Lizzie felt the jealous bile rise in her chest as it had done the previous night. The others were all looking at her and she tried to keep her face blank. She had never been particularly good at hiding her feelings although she suspected she was getting better at it lately. She had certainly managed to deceive Nat as to how she felt about him. But she wished she could stop thinking about him. That would be a step forward.
“I believe that Nat was there at Lady Willoughby’s invitation,” she said. She stumbled a little over Nat’s name, which was odd. She could not call him Lord Waterhouse, of course, for they had been friends for years and everyone would think it odd. But nor could she apparently talk of him with the same casual carelessness she had always used. She felt very self-conscious, all the more so as Lydia’s steady gaze was on her and was making Lizzie feel horribly vulnerable.

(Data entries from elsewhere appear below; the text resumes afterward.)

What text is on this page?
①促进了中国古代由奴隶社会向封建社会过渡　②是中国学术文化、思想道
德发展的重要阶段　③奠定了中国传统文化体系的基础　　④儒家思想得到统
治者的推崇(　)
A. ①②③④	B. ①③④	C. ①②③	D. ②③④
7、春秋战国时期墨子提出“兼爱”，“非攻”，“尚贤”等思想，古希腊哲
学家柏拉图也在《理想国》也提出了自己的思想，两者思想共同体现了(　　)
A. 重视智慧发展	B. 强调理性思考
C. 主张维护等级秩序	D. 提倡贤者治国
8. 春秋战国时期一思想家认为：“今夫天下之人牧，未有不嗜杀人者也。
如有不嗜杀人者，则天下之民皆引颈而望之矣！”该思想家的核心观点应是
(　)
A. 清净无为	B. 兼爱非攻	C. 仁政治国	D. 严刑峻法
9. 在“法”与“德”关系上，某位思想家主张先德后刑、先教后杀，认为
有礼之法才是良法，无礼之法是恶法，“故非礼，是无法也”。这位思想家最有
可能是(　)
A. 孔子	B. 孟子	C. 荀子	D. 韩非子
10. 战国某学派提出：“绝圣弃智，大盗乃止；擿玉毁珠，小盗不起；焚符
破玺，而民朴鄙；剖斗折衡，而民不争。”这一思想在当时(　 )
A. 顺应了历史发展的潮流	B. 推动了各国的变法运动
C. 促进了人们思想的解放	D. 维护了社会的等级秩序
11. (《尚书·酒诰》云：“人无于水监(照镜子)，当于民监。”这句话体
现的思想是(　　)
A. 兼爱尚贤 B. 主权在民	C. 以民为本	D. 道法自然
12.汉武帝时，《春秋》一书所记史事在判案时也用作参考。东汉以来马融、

“Lady Willoughby is Lady Wheeler’s cousin and I understand she is also an old flame of Nat’s,” she added hurriedly.
“I wonder then if Lady Willoughby had anything to do with Flora jilting Lord Waterhouse?” Lydia said. “Perhaps if he met her again before the wedding and they rekindled their romance-” she broke off. “That would not be like Lord Waterhouse, though. He is far too honorable to trifle with a lady’s feelings like that.” She turned her inquiring gaze back to Lizzie. “Has he confided in you, Lizzie? We are all quite puzzled as to why the wedding was called off.”
“He has said nothing to me,” Lizzie said. She stared hard into the depths of her lemonade glass. “I have no notion.”
“He won’t tell Miles or Dexter, either,” Alice said. “It is very odd.”
“Perhaps,” Laura said, “it is Flora who has another beau. I hear she has been walking up near High Top Farm lately, Alice.”